I just get a chance to take a look at it. It can’t be reproduced. Below are some codes:

glGenTextures(2, tex);

glActiveTexture(GL_TEXTURE0);
glBindTexture(GL_TEXTURE_2D, tex[0]);
glTexImage2D(GL_TEXTURE_2D, 0, GL_RGBA, 4, 4, 0, GL_RGBA, GL_UNSIGNED_BYTE, _texture1);
glTexParameteri(GL_TEXTURE_2D, GL_TEXTURE_MAG_FILTER, GL_NEAREST);
glTexParameteri(GL_TEXTURE_2D, GL_TEXTURE_MIN_FILTER, GL_NEAREST);
glTexParameteri(GL_TEXTURE_2D, GL_TEXTURE_WRAP_S, GL_CLAMP_TO_EDGE);
glTexParameteri(GL_TEXTURE_2D, GL_TEXTURE_WRAP_T, GL_CLAMP_TO_EDGE);
glTexEnvi(GL_TEXTURE_ENV, GL_TEXTURE_ENV_MODE, GL_REPLACE);

glActiveTexture(GL_TEXTURE1);
glBindTexture(GL_TEXTURE_2D_ARRAY, tex[1]);
glTexImage3D(GL_TEXTURE_2D_ARRAY, 0, GL_RGBA, 4, 4, 2, 0, GL_RGBA, GL_UNSIGNED_BYTE, _texture2);
glTexParameteri(GL_TEXTURE_2D_ARRAY, GL_TEXTURE_MAG_FILTER, GL_NEAREST);
glTexParameteri(GL_TEXTURE_2D_ARRAY, GL_TEXTURE_MIN_FILTER, GL_NEAREST);
glTexParameteri(GL_TEXTURE_2D_ARRAY, GL_TEXTURE_WRAP_S, GL_CLAMP_TO_EDGE);
glTexParameteri(GL_TEXTURE_2D_ARRAY, GL_TEXTURE_WRAP_T, GL_CLAMP_TO_EDGE);
glTexEnvi(GL_TEXTURE_ENV, GL_TEXTURE_ENV_MODE, GL_REPLACE);
GLuint loc;
loc = glGetUniformLocationARB(p, "DefaultDetailTexture");
glUniform1iARB(loc, 0);
loc = glGetUniformLocationARB(p, "AlphaTextureArray");
glUniform1iARB(loc, 1);
loc = glGetUniformLocationARB(p, "DetailTextureArray");
glUniform1iARB(loc, 1);
loc = glGetUniformLocationARB(p, "NumDetailTextures");
glUniform1iARB(loc, 8);

No matter how I change the shader, the results shown on amd and nvidia are the same. My environment is HD5770 + Vista + Cat10.6.
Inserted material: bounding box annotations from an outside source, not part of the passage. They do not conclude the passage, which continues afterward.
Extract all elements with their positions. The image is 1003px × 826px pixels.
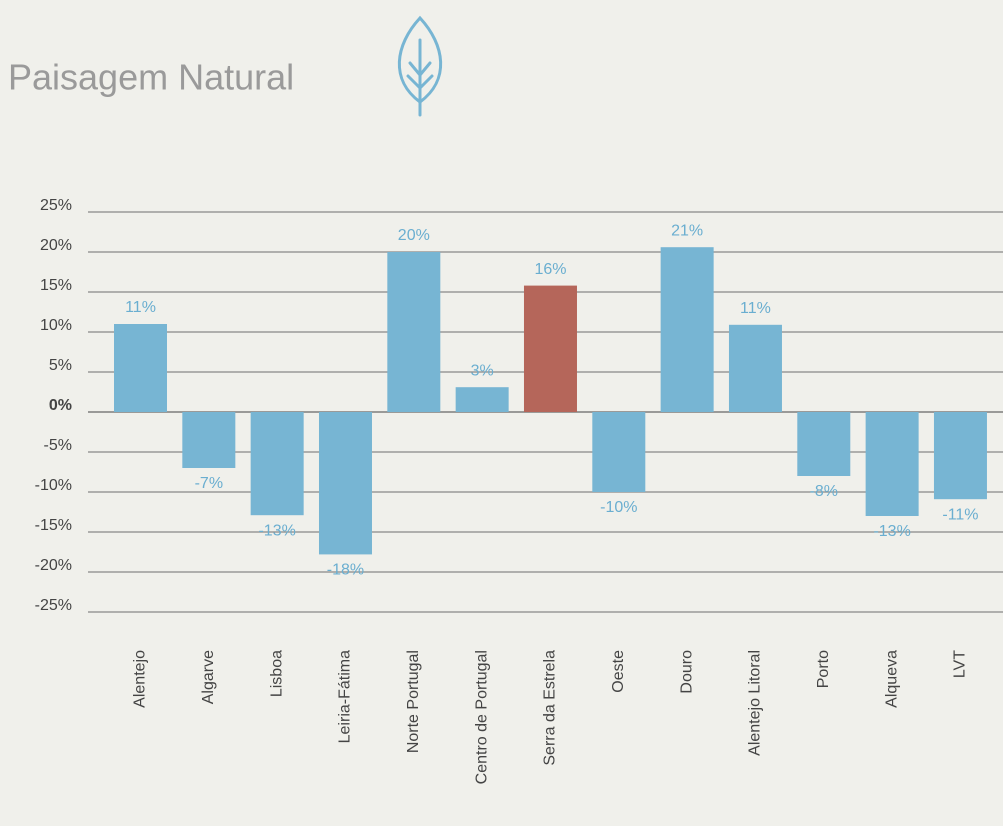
bar [250,412,304,516]
leaf-icon [397,15,443,117]
bar [387,252,441,412]
value-label: -7% [195,475,223,492]
x-tick-label: LVT [952,650,969,678]
y-tick-label: 5% [49,357,72,374]
y-tick-label: -10% [35,477,72,494]
x-tick-label: Alentejo Litoral [747,650,764,756]
bar [933,412,987,500]
bar [523,285,577,412]
bar [797,412,851,476]
bar [455,387,509,412]
x-tick-label: Norte Portugal [405,650,422,753]
y-tick-label: 25% [40,197,72,214]
value-label: -11% [942,506,978,523]
value-label: 21% [671,222,703,239]
y-tick-label: 20% [40,237,72,254]
x-tick-label: Oeste [610,650,627,693]
bar [865,412,919,516]
bar [114,324,167,412]
x-tick-label: Serra da Estrela [542,650,559,766]
bar [660,247,714,412]
x-tick-label: Algarve [200,650,217,704]
x-tick-label: Centro de Portugal [473,650,490,784]
x-tick-label: Douro [678,650,695,694]
value-label: 3% [471,362,494,379]
value-label: 16% [534,261,566,278]
value-label: 11% [740,300,771,317]
value-label: -13% [873,523,910,540]
bar [182,412,236,468]
y-tick-label: 10% [40,317,72,334]
y-tick-label: -5% [44,437,72,454]
x-tick-label: Alqueva [883,650,900,708]
y-tick-label: 15% [40,277,72,294]
value-label: 11% [125,299,156,316]
value-label: -10% [600,499,637,516]
value-label: -8% [810,483,838,500]
x-tick-label: Alentejo [132,650,149,708]
y-tick-label: -15% [35,517,72,534]
x-tick-label: Porto [815,650,832,688]
y-tick-label: 0% [49,397,72,414]
y-tick-label: -20% [35,557,72,574]
x-tick-label: Lisboa [268,650,285,697]
value-label: 20% [398,227,430,244]
bar [592,412,646,492]
value-label: -18% [327,562,364,579]
chart-title: Paisagem Natural [8,57,294,98]
value-label: -13% [258,522,295,539]
bar [318,412,372,555]
y-tick-label: -25% [35,597,72,614]
x-tick-label: Leiria-Fátima [337,650,354,743]
bar [728,324,782,412]
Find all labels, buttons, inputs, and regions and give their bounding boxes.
If you still have problems, please send your program to me by frank.li@amd.com

Well, I tried making a minimal example, and found that I couldn’t reproduce the bug either. Then I went back to my original code and put the uniform loop conditional back in, and it worked fine.

Not a clue what I was doing wrong. Sorry for the waste of time.

It turns out the problem is still here, but it’s happening intermittantly.

When I turn my computer on, the uniform conditional in my main program doesn’t work. I then run my attempt at a minimal reconstruction of the problem and that does work. Then I go back to the main program and run it, and it now works fine!

Not really got a clue how to track this down further.

It has not been intermittent for me – it has been 100%. I sent Frank a copy of the shader program source that was doing it for me. Not sure if he was able to test with that or not.

For now I’m getting by with hard-coding constants instead of using uniforms. Unfortunately, that is not (and cannot be) a permanent solution.